The large remaining area of timber growth in which chestnut oak appears is the Appalachian range through eastern Tennessee and western North Carolina, and the fact that it is comparatively plentiful in the forests of the Appalachian range will tend to bring it more and more into prominence as a factor in the making of wagons, cars, boats, staves, and furniture as the other oaks become scarcer.

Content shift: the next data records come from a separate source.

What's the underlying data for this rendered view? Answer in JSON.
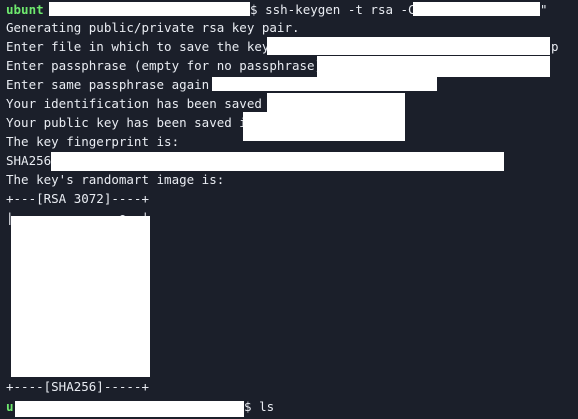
{
  "prompt1": {
    "user_fragment": "ubunt",
    "suffix": "$ ",
    "command": "ssh-keygen -t rsa -C \"",
    "command_close": "\""
  },
  "output": {
    "generating": "Generating public/private rsa key pair.",
    "enter_file": "Enter file in which to save the key (",
    "enter_file_tail": "p",
    "enter_passphrase": "Enter passphrase (empty for no passphrase):",
    "enter_same": "Enter same passphrase again:",
    "id_saved": "Your identification has been saved in",
    "pub_saved": "Your public key has been saved in",
    "fingerprint_is": "The key fingerprint is:",
    "sha_prefix": "SHA256:",
    "randomart_is": "The key's randomart image is:",
    "art_top": "+---[RSA 3072]----+",
    "art_row1": "|              o  |",
    "art_bottom": "+----[SHA256]-----+"
  },
  "prompt2": {
    "user_fragment": "u",
    "suffix": "$ ",
    "command": "ls"
  },
  "colors": {
    "background": "#1b1f2a",
    "text": "#e9ecf2",
    "prompt_user": "#6ee86e",
    "redaction": "#ffffff"
  }
}
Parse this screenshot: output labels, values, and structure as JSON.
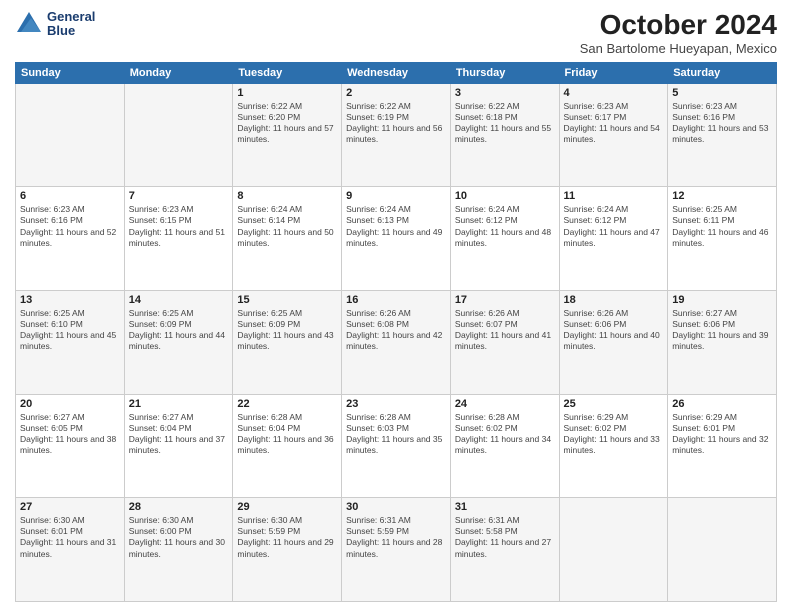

The probable future of chestnut oak is an interesting problem for study. Few steps have yet been taken looking toward providing for generations to come. Chestnut oak has been left to take care of itself. The trees, produced in nature’s way, have been ample to supply all needs in the past, and they will be for the near future. Chestnut oak possesses some advantages over most of the other oaks. Large trees will grow on very poor soil, where most other oaks are little more than shrubs. Trees so grown are little more susceptible to disease than if produced in good soil, though they develop more slowly and are smaller. There are many poor flats and sterile ridges in the chestnut oak’s range, and they will produce timber of fairly good kind, if the chestnut oaks are permitted to have them. Nature gave this tree facilities for taking possession. Its acorns will grow without being buried. They do not depend on blue jays to carry them to sunny openings or squirrels to plant them; but they will sprout where they fall, whether on hard gravelly soil or dry leaves; and they at once set about getting the tap roots of the future trees into the ground. In many instances the chestnut oak’s acorns do not wait to fall from the tree before they sprout. Like the seed of the Florida mangrove, they are often ready to take root the day they touch the ground. The large acorn is stored with plantfood which sustains the growing germ for some time, and the ground must be very hard and exceedingly dry if a young chestnut oak is not soon firmly established, and good for two or three hundred years, if let alone.
The forester who may undertake to grow chestnut oaks must exercise great care in transplanting the seedlings, or the tap roots will be broken and the young trees will die. The best plan is to drop acorns on the ground where trees are expected to grow, and nature will do the rest, provided birds and beasts leave the acorns alone.